ADDIS ABABA, May 9 (Reuters) – Indian-listed Karuturi Global, which has leased land in Ethiopia for commercial farming, plans to export cereals, sugar and edible oil to South Sudan and Kenya upon completing cultivation in 2014, its director said on Wednesday.
The Horn of Africa country has earmarked some four million hectares of land for firms seeking to invest in agriculture, often around remote and sparsely-populated regions in its west.
Karuturi Global is among 32 firms that have snapped up land in the vast country, and is farming rice and cereals on its 100,000 hectares plot in Gambella province.
Managing Director Sai Ramakrishna Karaturi told Reuters the firm has so far completed cultivation of 15,000 hectares, and plans to complete 20,000 hectares of cereals and 15,000 hectares of sugar cane by next year.
“When we are done by 2014 we will have a million tonnes of cereals, 100,000 tonnes of edible oil and 200,000 tonnes of sugar,” he told Reuters on the sidelines of a World Economic Forum gathering in Addis Ababa.
“Everything is for Ethiopia, but we will also export to South Sudan and Kenya,” Karuturi said.
Official data shows annual land rental rates for foreign firms ranged from $12.8 per hectare to just $1.15, one of the cheapest in the world.

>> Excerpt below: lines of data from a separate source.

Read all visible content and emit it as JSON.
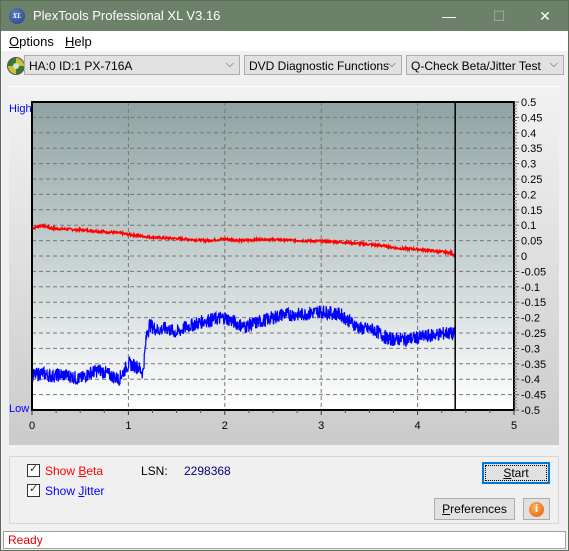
{
  "window": {
    "title": "PlexTools Professional XL V3.16",
    "app_icon": "xl-logo-icon",
    "app_icon_text": "XL",
    "controls": {
      "minimize": "—",
      "maximize": "☐",
      "close": "✕"
    }
  },
  "menu": [
    {
      "label": "Options",
      "accel": "O"
    },
    {
      "label": "Help",
      "accel": "H"
    }
  ],
  "toolbar": {
    "drive_icon": "disc-icon",
    "drive_select": "HA:0 ID:1  PX-716A",
    "function_select": "DVD Diagnostic Functions",
    "test_select": "Q-Check Beta/Jitter Test"
  },
  "chart_data": {
    "type": "line",
    "title": "",
    "xlabel": "",
    "ylabel": "",
    "left_axis_labels": {
      "high": "High",
      "low": "Low"
    },
    "xlim": [
      0,
      5
    ],
    "ylim": [
      -0.5,
      0.5
    ],
    "x_ticks": [
      "0",
      "1",
      "2",
      "3",
      "4",
      "5"
    ],
    "y_ticks": [
      "0.5",
      "0.45",
      "0.4",
      "0.35",
      "0.3",
      "0.25",
      "0.2",
      "0.15",
      "0.1",
      "0.05",
      "0",
      "-0.05",
      "-0.1",
      "-0.15",
      "-0.2",
      "-0.25",
      "-0.3",
      "-0.35",
      "-0.4",
      "-0.45",
      "-0.5"
    ],
    "grid": true,
    "end_marker_x": 4.39,
    "series": [
      {
        "name": "Beta",
        "color": "#ff0000",
        "x": [
          0,
          0.1,
          0.2,
          0.3,
          0.5,
          0.7,
          0.9,
          1.0,
          1.2,
          1.4,
          1.6,
          1.8,
          2.0,
          2.2,
          2.4,
          2.6,
          2.8,
          3.0,
          3.2,
          3.4,
          3.6,
          3.8,
          4.0,
          4.2,
          4.35,
          4.39
        ],
        "values": [
          0.09,
          0.1,
          0.09,
          0.088,
          0.085,
          0.08,
          0.075,
          0.07,
          0.062,
          0.058,
          0.055,
          0.05,
          0.055,
          0.05,
          0.055,
          0.052,
          0.05,
          0.048,
          0.045,
          0.04,
          0.035,
          0.025,
          0.022,
          0.015,
          0.01,
          0.0
        ]
      },
      {
        "name": "Jitter",
        "color": "#0000ff",
        "x": [
          0,
          0.1,
          0.2,
          0.3,
          0.4,
          0.5,
          0.6,
          0.7,
          0.8,
          0.9,
          1.0,
          1.1,
          1.15,
          1.2,
          1.3,
          1.4,
          1.5,
          1.6,
          1.8,
          2.0,
          2.2,
          2.4,
          2.6,
          2.8,
          3.0,
          3.2,
          3.4,
          3.55,
          3.7,
          3.9,
          4.1,
          4.3,
          4.39
        ],
        "values": [
          -0.39,
          -0.38,
          -0.39,
          -0.385,
          -0.39,
          -0.4,
          -0.38,
          -0.37,
          -0.385,
          -0.4,
          -0.35,
          -0.36,
          -0.38,
          -0.22,
          -0.24,
          -0.235,
          -0.25,
          -0.23,
          -0.21,
          -0.2,
          -0.23,
          -0.21,
          -0.19,
          -0.19,
          -0.18,
          -0.19,
          -0.235,
          -0.24,
          -0.27,
          -0.27,
          -0.26,
          -0.25,
          -0.255
        ]
      }
    ]
  },
  "controls": {
    "show_beta": {
      "label_pre": "Show ",
      "accel": "B",
      "label_post": "eta",
      "checked": true,
      "color": "#ff0000"
    },
    "show_jitter": {
      "label_pre": "Show ",
      "accel": "J",
      "label_post": "itter",
      "checked": true,
      "color": "#0000ff"
    },
    "lsn_label": "LSN:",
    "lsn_value": "2298368",
    "start_button": {
      "accel": "S",
      "rest": "tart"
    },
    "preferences_button": {
      "accel": "P",
      "rest": "references"
    },
    "info_icon": "info-icon"
  },
  "status": {
    "text": "Ready"
  }
}
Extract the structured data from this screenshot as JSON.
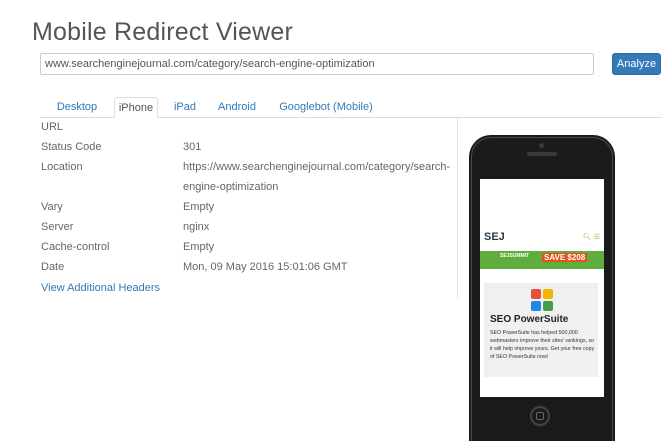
{
  "app": {
    "title": "Mobile Redirect Viewer"
  },
  "search": {
    "value": "www.searchenginejournal.com/category/search-engine-optimization",
    "analyze_label": "Analyze"
  },
  "tabs": [
    {
      "label": "Desktop",
      "active": false
    },
    {
      "label": "iPhone",
      "active": true
    },
    {
      "label": "iPad",
      "active": false
    },
    {
      "label": "Android",
      "active": false
    },
    {
      "label": "Googlebot (Mobile)",
      "active": false
    }
  ],
  "headers": [
    {
      "name": "URL",
      "value": ""
    },
    {
      "name": "Status Code",
      "value": "301"
    },
    {
      "name": "Location",
      "value": "https://www.searchenginejournal.com/category/search-"
    },
    {
      "name": "",
      "value": "engine-optimization"
    },
    {
      "name": "Vary",
      "value": "Empty"
    },
    {
      "name": "Server",
      "value": "nginx"
    },
    {
      "name": "Cache-control",
      "value": "Empty"
    },
    {
      "name": "Date",
      "value": "Mon, 09 May 2016 15:01:06 GMT"
    }
  ],
  "more_link": "View Additional Headers",
  "preview": {
    "logo": "SEJ",
    "banner_text": "SEJSUMMIT",
    "banner_save": "SAVE $208",
    "promo_title": "SEO PowerSuite",
    "promo_text": "SEO PowerSuite has helped 500,000 webmasters improve their sites' rankings, so it will help improve yours. Get your free copy of SEO PowerSuite now!"
  },
  "colors": {
    "link": "#337ab7",
    "button": "#337ab7",
    "phone": "#1b1b1b",
    "banner": "#5fae3d"
  }
}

Apart from Karuturi, others investors include Indian firms Shapoorji with 50,000 hectares and BHO with 27,000 hectares, Saudi Star Agricultural Development with 10,000 hectares and China’s Huana Dafengyuan Agriculture with 25,000 hectares.
CRITICISM
The massive offering of land in one of the world’s poorest nations – and in other countries across Africa including Sudan and Madagascar – has attracted intense scrutiny and criticism from rights groups.
The Oakland Institute, a U.S.-based research group, says land deals in Ethiopia lack transparency, hurt the environment, and have led to the forced resettlement of thousands.
Yet, Prime Minister Meles Zenawi told the Ethiopia Investment Summit on Wednesday, his country’s leasing of fertile, unutilised land is part of a two-pronged approach which will also see millions of small-scale farmers, the mainstay of the economy, helped to modernise and improve their productivity.
He said the resettlement was largely of pastoral communities in the east of the country, a long way from where the bulk of the arable land is being leased out for large-scale projects.
He said only 300,000 hectares had been leased so far, and that there was plenty of scope for more investment as long as firms fulfilled environmental and local employment requirements, had viable business plans and did not let the land lie idle.
“While we welcome private sector investment in agriculture, whether it is intensive farming, horticulture, floriculture, or the large-scale estate type … there are requirements that have to be fulfilled,” Meles said.
“That is perhaps one of the reasons why we have not yet succeeded in allocating more than 10 percent of the land that is currently available for investment.”
Ethiopia announced last month that it planned to improve infrastructure and access to farmland and charge a premium to investors.